As we move toward the end of the first quarter of 2022, the Federal Trade Commission (FTC) is not waning in its enforcement when it comes to misleading COVID-19 claims. In this recent article from Winston & Strawn, the commission’s focus in this area is noted and the need for direct sales companies to implement systems for identifying misleading earnings and product claims is emphasized.
According to the article about COVID-19 misleading claims:
“In 2020, the Federal Trade Commission (“FTC”) sent letters to a number of direct sellers, alleging that they or members of their sales force had made false or misleading health and earnings claims related to COVID-19. Then in 2021, Congress enacted the COVID-19 Consumer Protection Act (the “Act”), providing for civil penalties of up to $46,517 for every misleading claim about the treatment, cure, prevention, or mitigation of COVID-19. And just recently, many of our direct selling clients received letters from the FTC reminding them of the FTC’s authority under the Act.

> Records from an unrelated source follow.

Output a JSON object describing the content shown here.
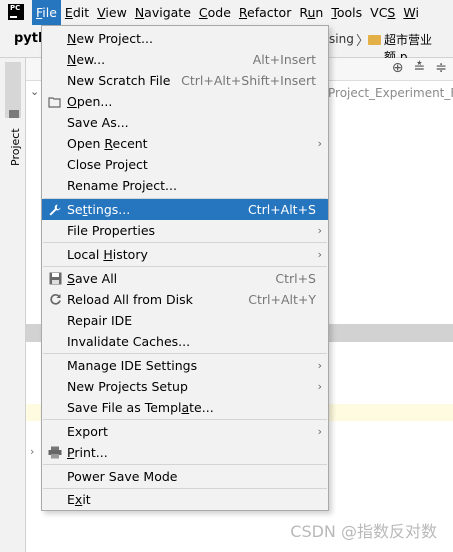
{
  "app_icon_text": "PC",
  "menubar": {
    "items": [
      {
        "pre": "",
        "u": "F",
        "post": "ile"
      },
      {
        "pre": "",
        "u": "E",
        "post": "dit"
      },
      {
        "pre": "",
        "u": "V",
        "post": "iew"
      },
      {
        "pre": "",
        "u": "N",
        "post": "avigate"
      },
      {
        "pre": "",
        "u": "C",
        "post": "ode"
      },
      {
        "pre": "",
        "u": "R",
        "post": "efactor"
      },
      {
        "pre": "R",
        "u": "u",
        "post": "n"
      },
      {
        "pre": "",
        "u": "T",
        "post": "ools"
      },
      {
        "pre": "VC",
        "u": "S",
        "post": ""
      },
      {
        "pre": "",
        "u": "W",
        "post": "i"
      }
    ]
  },
  "background": {
    "project_name": "pyth",
    "breadcrumb_fragment": "sing",
    "breadcrumb_folder": "超市营业额.p",
    "tree_path_tail": "Project_Experiment_Fir",
    "project_tab_label": "Project",
    "watermark": "CSDN @指数反对数"
  },
  "file_menu": {
    "items": [
      {
        "pre": "",
        "u": "N",
        "post": "ew Project...",
        "shortcut": "",
        "icon": ""
      },
      {
        "pre": "",
        "u": "N",
        "post": "ew...",
        "shortcut": "Alt+Insert",
        "icon": ""
      },
      {
        "pre": "New Scratch File",
        "u": "",
        "post": "",
        "shortcut": "Ctrl+Alt+Shift+Insert",
        "icon": ""
      },
      {
        "pre": "",
        "u": "O",
        "post": "pen...",
        "shortcut": "",
        "icon": "folder-open-icon"
      },
      {
        "pre": "Save As...",
        "u": "",
        "post": "",
        "shortcut": "",
        "icon": ""
      },
      {
        "pre": "Open ",
        "u": "R",
        "post": "ecent",
        "shortcut": "",
        "icon": ""
      },
      {
        "pre": "Close Project",
        "u": "",
        "post": "",
        "shortcut": "",
        "icon": ""
      },
      {
        "pre": "Rename Project...",
        "u": "",
        "post": "",
        "shortcut": "",
        "icon": ""
      },
      {
        "pre": "Se",
        "u": "t",
        "post": "tings...",
        "shortcut": "Ctrl+Alt+S",
        "icon": "wrench-icon"
      },
      {
        "pre": "File Properties",
        "u": "",
        "post": "",
        "shortcut": "",
        "icon": ""
      },
      {
        "pre": "Local ",
        "u": "H",
        "post": "istory",
        "shortcut": "",
        "icon": ""
      },
      {
        "pre": "",
        "u": "S",
        "post": "ave All",
        "shortcut": "Ctrl+S",
        "icon": "save-icon"
      },
      {
        "pre": "Reload All from Disk",
        "u": "",
        "post": "",
        "shortcut": "Ctrl+Alt+Y",
        "icon": "reload-icon"
      },
      {
        "pre": "Repair IDE",
        "u": "",
        "post": "",
        "shortcut": "",
        "icon": ""
      },
      {
        "pre": "Invalidate Caches...",
        "u": "",
        "post": "",
        "shortcut": "",
        "icon": ""
      },
      {
        "pre": "Manage IDE Settings",
        "u": "",
        "post": "",
        "shortcut": "",
        "icon": ""
      },
      {
        "pre": "New Projects Setup",
        "u": "",
        "post": "",
        "shortcut": "",
        "icon": ""
      },
      {
        "pre": "Save File as Templ",
        "u": "a",
        "post": "te...",
        "shortcut": "",
        "icon": ""
      },
      {
        "pre": "Export",
        "u": "",
        "post": "",
        "shortcut": "",
        "icon": ""
      },
      {
        "pre": "",
        "u": "P",
        "post": "rint...",
        "shortcut": "",
        "icon": "printer-icon"
      },
      {
        "pre": "Power Save Mode",
        "u": "",
        "post": "",
        "shortcut": "",
        "icon": ""
      },
      {
        "pre": "E",
        "u": "x",
        "post": "it",
        "shortcut": "",
        "icon": ""
      }
    ]
  },
  "colors": {
    "menu_highlight": "#2675bf",
    "menu_background": "#f2f2f2"
  }
}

Although these “reminder” letters do not seek actual penalties, they demonstrate the FTC is actively monitoring the direct sales channel and searching for the right opportunity to strike. In fact, since the enactment of the Act, the FTC has taken an aggressive stance in targeting those companies and their distributors who attempt to capitalize on COVID-19 and its effects. The FTC is sending a clear message to direct sellers that they must not only monitor their field to identify misleading COVID-19 claims, but they must also act swiftly to remove the claims and impose appropriate corrective measures to deter future claims considered by the FTC to be problematic.
If your company does not currently have a system for identifying misleading distributor earnings and product claims (which of course includes claims made regarding COVID-19), you should consider implementing one right away.”